My House of Horrors - MTL - Chapter 966
Bab 966 – Kutukan Bergelombang
Bab 966: Kutukan Bergelombang
Situasi di taman hiburan futuristik lebih serius daripada yang diperkirakan Chen Ge. Dia awalnya mengira mereka baru saja memasukkan beberapa benda tua ke dalam Rumah Berhantu, tetapi melalui percakapan itu, dia menyadari bahwa mereka melakukan lebih dari itu; mereka memanfaatkan rumah hantu untuk menyediakan rumah bagi benda-benda tua. Mereka mengasimilasi benda-benda dengan roh nyata ke dalam Rumah Hantu, sehingga memberikan Spectre yang memiliki benda-benda itu kesempatan baru untuk ‘hidup’. Perbedaan utama dari Rumah Hantu Chen Ge adalah bahwa Spectre yang memiliki benda-benda ini tidak dikendalikan, dan mereka bebas menyerang para pengunjung. Spectre ini tidak berbentuk, dan setelah para pengunjung menyelesaikan tur mereka, mereka tidak akan menyadari apa yang terjadi pada mereka dalam waktu singkat, tetapi gejalanya akan muncul setelah beberapa waktu.
“Kalian sangat tidak bertanggung jawab terhadap pengunjungmu.” Chen Ge ingin bertemu dengan pemimpin yang bertanggung jawab atas Rumah Hantu. Orang itu pasti menyembunyikan sesuatu.
“Teman Xiao Ling agak terlalu sensitif, dan itulah mengapa dia mengatakan sesuatu seperti itu. Seperti yang Anda tahu, ketika seseorang berada di bawah tekanan besar, itu normal bagi mereka untuk melihat hal-hal yang tidak ada.” Petugas polisi takut Chen Ge mungkin salah paham.
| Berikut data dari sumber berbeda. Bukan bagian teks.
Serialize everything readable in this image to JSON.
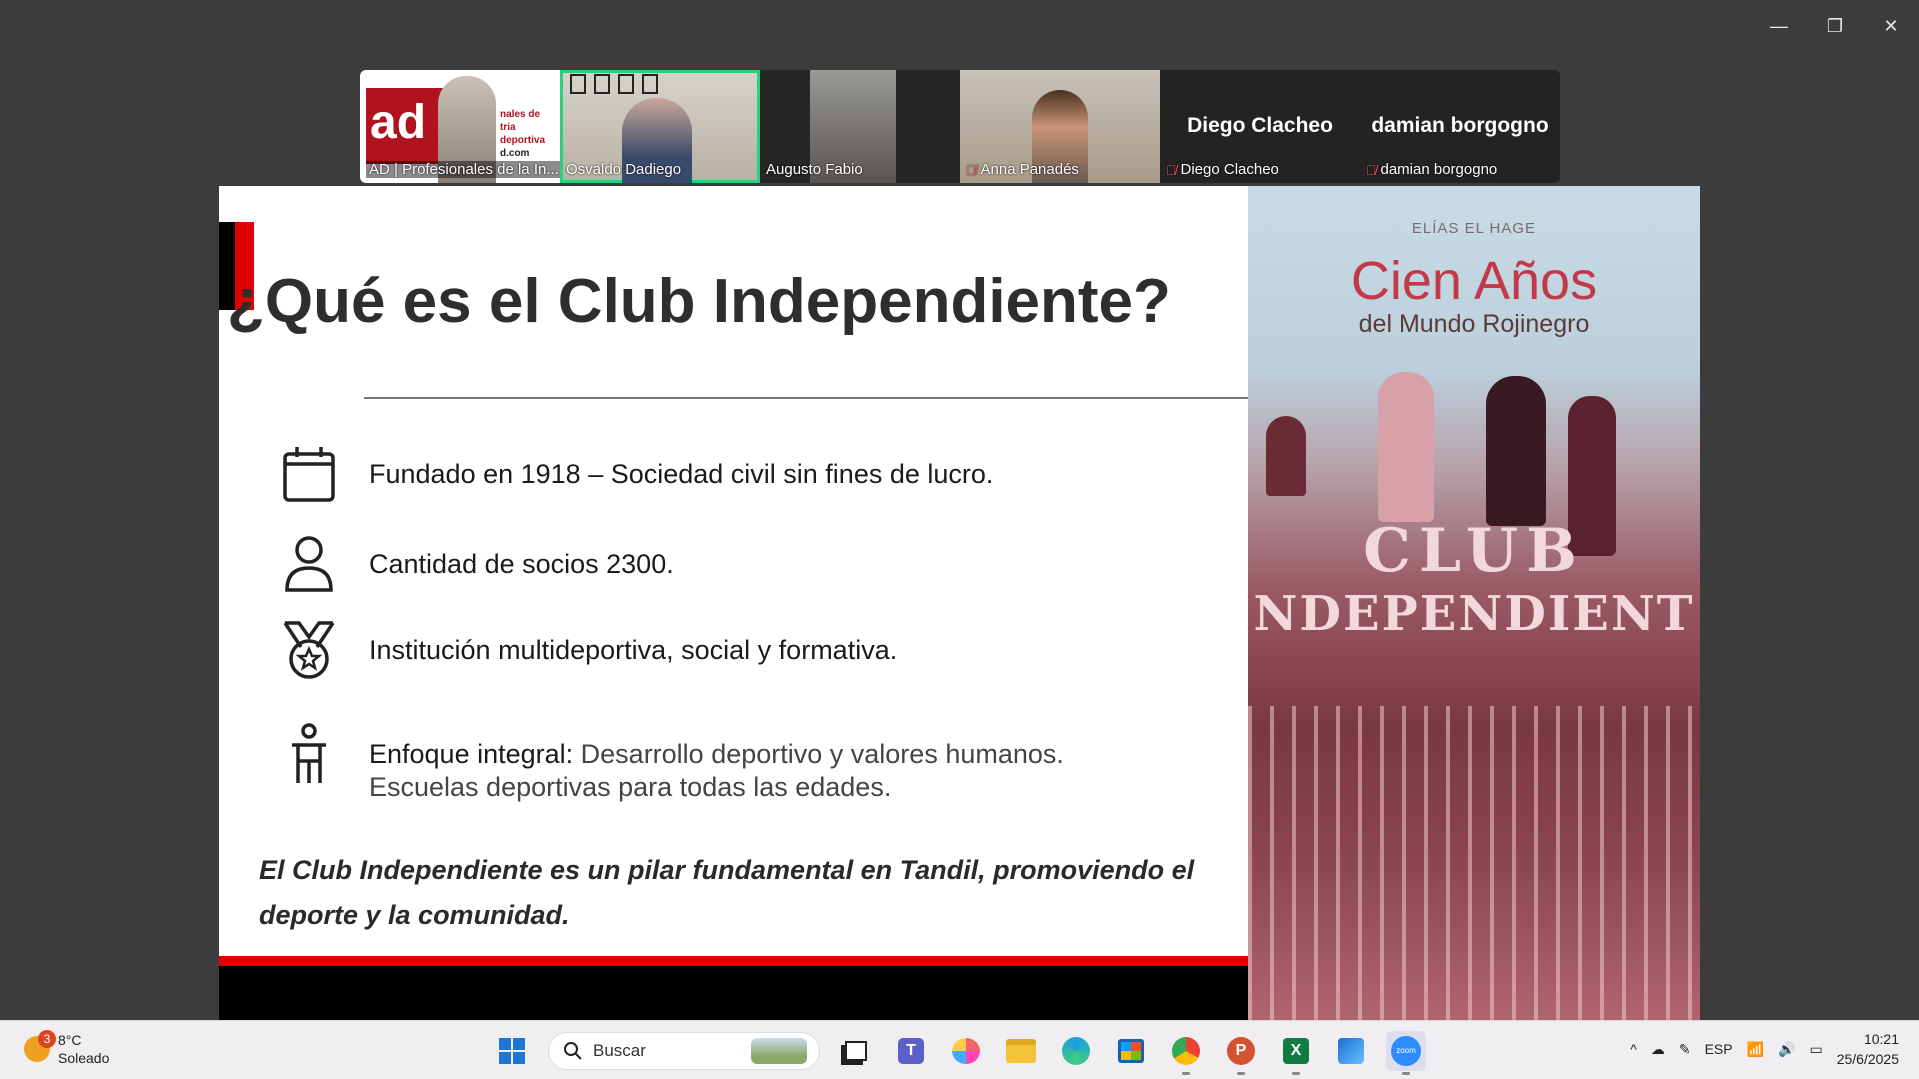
{
  "window": {
    "minimize": "—",
    "restore": "❐",
    "close": "✕"
  },
  "participants": [
    {
      "name": "AD | Profesionales de la In...",
      "logo": "ad",
      "video_text": [
        "nales de",
        "tria deportiva",
        "d.com"
      ],
      "muted": false,
      "active": false
    },
    {
      "name": "Osvaldo Dadiego",
      "muted": false,
      "active": true
    },
    {
      "name": "Augusto Fabio",
      "muted": false,
      "active": false
    },
    {
      "name": "Anna Panadés",
      "muted": true,
      "active": false
    },
    {
      "name": "Diego Clacheo",
      "display": "Diego Clacheo",
      "muted": true,
      "active": false
    },
    {
      "name": "damian borgogno",
      "display": "damian borgogno",
      "muted": true,
      "active": false
    }
  ],
  "slide": {
    "title": "¿Qué es el Club Independiente?",
    "items": [
      {
        "icon": "calendar-icon",
        "text": "Fundado en 1918 – Sociedad civil sin fines de lucro."
      },
      {
        "icon": "person-icon",
        "text": "Cantidad de socios 2300."
      },
      {
        "icon": "medal-icon",
        "text": "Institución multideportiva, social y formativa."
      },
      {
        "icon": "figure-icon",
        "label": "Enfoque integral:",
        "text": " Desarrollo deportivo y valores humanos.",
        "text2": "Escuelas deportivas para todas las edades."
      }
    ],
    "quote": "El Club Independiente es un pilar fundamental en Tandil, promoviendo el deporte y la comunidad."
  },
  "book": {
    "author": "ELÍAS EL HAGE",
    "title1": "Cien Años",
    "title2": "del Mundo Rojinegro",
    "sign1": "CLUB",
    "sign2": "NDEPENDIENT"
  },
  "taskbar": {
    "weather_temp": "8°C",
    "weather_desc": "Soleado",
    "weather_badge": "3",
    "search_placeholder": "Buscar",
    "lang": "ESP",
    "time": "10:21",
    "date": "25/6/2025"
  },
  "colors": {
    "accent_red": "#e00000",
    "active_speaker": "#2bd17a"
  }
}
“Teman saya mengatakan yang sebenarnya, tetapi tidak ada yang peduli. Semua orang tahu bahwa tidak ada hantu di dunia ini, tetapi masalahnya adalah, bagaimana Anda bisa menjelaskan hal-hal yang dia lihat?” Xiao Ling berdebat dengan petugas polisi. Chen Ge bersandar ke dinding dan mendengarkan dengan penuh minat.
Sebelum dia tiba, dia tahu bahwa taman hiburan futuristik akan memiliki pekerja mereka yang bertindak sebagai pengunjung, tetapi dia tidak berharap para pekerja menjadi begitu tidak profesional. Mungkin menggabungkan empat puluh skenario neraka terlalu banyak dan menghancurkan pertahanan mental mereka, atau mungkin proses membangun Rumah Hantu juga, jadi para pekerja dasar tahu tentang jebakan tersembunyinya. Kesimpulannya, banyak faktor yang mungkin menyebabkan situasi ini, di mana ‘pengunjung’ berdebat di antara mereka sendiri, dan pengunjung yang sebenarnya menjadi pemimpin.
“Berhenti berdebat. Kami di sini untuk mengunjungi. Jika Anda tidak ingin menyerah, lebih baik kita bekerja sama. ” Suara Chen Ge terdengar sangat masuk akal pada saat itu. Kehadirannya seperti seberkas cahaya, membawa kehangatan dan keandalan bagi orang-orang. Xiao Ling mengabaikan petugas polisi dan memalingkan wajahnya.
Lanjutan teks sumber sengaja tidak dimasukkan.